Opinions are divided on the City’s plans to build 10 tower blocks in Pasila near where some SLOAP (space left over after planning) currently offers urban farming, petanque and antique railway enthusiasts space to flourish. The towers are said to promote dense and therefore sustainable urban living, Pasila is the right place for la-defense-like towers, Helsinki needs some pizzazz in its architecture – such are the views in favour. But then again such tall buildings won’t work at this latitude, nobody really likes high-rise living, quality of workmanship and building is unlikely to be good enough to keep the area pleasant (contra). Right, renderings from Cino Zucchi Architetti, more here.
Perhaps inspired by the news, one tongue-in-cheek (or not) letter to the editor in The Usual suggests that on Katajanokka instead of the gigantic ice-cube-like hotel designed by Swiss architects, Helsinki should erect a monument to Finland and its modern spirit: a wooden skyscraper. That would convey all the right messages.

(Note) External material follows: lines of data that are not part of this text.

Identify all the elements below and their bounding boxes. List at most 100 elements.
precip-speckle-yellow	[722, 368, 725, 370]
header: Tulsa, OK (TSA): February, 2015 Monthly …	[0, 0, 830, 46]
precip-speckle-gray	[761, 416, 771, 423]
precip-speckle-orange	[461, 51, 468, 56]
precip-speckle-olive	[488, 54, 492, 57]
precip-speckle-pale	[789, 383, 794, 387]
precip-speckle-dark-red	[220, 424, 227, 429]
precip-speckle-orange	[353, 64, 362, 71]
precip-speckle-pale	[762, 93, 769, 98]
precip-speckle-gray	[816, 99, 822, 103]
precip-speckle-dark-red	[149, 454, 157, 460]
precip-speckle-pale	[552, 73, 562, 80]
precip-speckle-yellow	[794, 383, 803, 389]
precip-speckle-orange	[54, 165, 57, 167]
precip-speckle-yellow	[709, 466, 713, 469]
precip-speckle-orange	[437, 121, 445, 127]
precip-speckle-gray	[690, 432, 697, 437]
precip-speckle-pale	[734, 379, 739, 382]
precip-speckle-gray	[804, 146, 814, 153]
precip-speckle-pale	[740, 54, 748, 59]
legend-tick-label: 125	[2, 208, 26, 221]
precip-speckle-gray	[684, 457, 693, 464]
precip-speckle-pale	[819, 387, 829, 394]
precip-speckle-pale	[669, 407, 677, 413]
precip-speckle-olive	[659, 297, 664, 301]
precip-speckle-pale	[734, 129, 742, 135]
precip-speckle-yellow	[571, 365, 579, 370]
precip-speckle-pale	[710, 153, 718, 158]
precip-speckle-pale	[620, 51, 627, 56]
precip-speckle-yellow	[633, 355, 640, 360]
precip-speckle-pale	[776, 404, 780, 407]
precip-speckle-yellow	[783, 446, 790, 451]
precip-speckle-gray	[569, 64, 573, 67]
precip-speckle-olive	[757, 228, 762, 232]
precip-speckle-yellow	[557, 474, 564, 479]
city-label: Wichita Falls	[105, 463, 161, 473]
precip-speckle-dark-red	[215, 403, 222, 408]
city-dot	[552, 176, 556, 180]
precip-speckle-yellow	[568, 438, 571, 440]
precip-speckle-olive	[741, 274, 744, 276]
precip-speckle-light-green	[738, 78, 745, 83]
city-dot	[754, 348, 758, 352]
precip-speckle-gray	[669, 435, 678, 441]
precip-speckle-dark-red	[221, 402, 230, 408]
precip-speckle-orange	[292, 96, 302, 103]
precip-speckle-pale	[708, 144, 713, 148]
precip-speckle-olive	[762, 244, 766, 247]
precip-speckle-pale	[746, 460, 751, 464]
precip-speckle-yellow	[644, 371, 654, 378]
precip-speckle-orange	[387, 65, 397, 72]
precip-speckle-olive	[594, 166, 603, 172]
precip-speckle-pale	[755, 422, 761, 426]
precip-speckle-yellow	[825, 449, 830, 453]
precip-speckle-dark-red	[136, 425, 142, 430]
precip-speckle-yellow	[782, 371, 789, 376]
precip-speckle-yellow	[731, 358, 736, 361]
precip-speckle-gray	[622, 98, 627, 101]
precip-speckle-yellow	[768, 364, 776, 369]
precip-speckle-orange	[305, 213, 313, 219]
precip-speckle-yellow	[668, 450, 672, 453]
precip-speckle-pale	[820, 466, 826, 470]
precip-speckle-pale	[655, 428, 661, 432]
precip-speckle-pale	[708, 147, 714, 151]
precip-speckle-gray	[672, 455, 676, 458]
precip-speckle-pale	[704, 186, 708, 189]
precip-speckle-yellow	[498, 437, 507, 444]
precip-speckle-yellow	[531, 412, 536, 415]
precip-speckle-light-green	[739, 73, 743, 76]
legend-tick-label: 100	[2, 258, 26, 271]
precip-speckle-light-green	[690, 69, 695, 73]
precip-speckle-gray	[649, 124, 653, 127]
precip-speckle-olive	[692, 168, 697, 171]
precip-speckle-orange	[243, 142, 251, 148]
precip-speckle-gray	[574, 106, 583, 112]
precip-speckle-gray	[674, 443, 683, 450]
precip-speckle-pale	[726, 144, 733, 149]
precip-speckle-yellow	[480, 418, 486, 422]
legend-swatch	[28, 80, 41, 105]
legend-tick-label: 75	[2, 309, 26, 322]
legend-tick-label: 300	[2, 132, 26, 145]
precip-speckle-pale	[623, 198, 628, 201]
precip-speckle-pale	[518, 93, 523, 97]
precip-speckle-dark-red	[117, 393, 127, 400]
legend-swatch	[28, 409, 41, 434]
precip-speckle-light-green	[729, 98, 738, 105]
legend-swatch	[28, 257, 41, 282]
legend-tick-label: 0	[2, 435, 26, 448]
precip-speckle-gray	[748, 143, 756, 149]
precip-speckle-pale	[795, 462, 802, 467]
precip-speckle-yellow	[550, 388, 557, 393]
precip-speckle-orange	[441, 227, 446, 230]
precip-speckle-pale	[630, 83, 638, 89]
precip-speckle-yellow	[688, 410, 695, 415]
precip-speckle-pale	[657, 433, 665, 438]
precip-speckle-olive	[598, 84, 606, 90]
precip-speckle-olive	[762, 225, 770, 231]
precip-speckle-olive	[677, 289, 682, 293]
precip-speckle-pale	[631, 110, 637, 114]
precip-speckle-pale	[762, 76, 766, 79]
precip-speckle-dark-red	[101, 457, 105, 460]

Related, or not, to questions of urban form and ideas about concentration (people, power, buildings) elsewhere talk turns to a feature of Finnish society which even many social critics prefer to ignore, namely continuing support for corporatism and monopolies. On 18.11 in HS a Canadian journalist living in Helsinki, Brett Young, writes:
Suomi on pieni maa, jota hallitsevat dynaamiset monopolit. [Finland is a small country dominated by dynamic monopolies.]
[… a country that produces high-quality products for global markets and remains internationally competitive despite its small size and the semi-monopolies that force their way everywhere.]
In the same issue author Kjell Westö notes how often it’s commented on in Finland that in a small country power becomes concentrated, this is apparently totally natural. Secretly Finland is perhaps a little smaller than other countries with an equally small population, he muses, since power has the habit of concentrating just that little bit more here.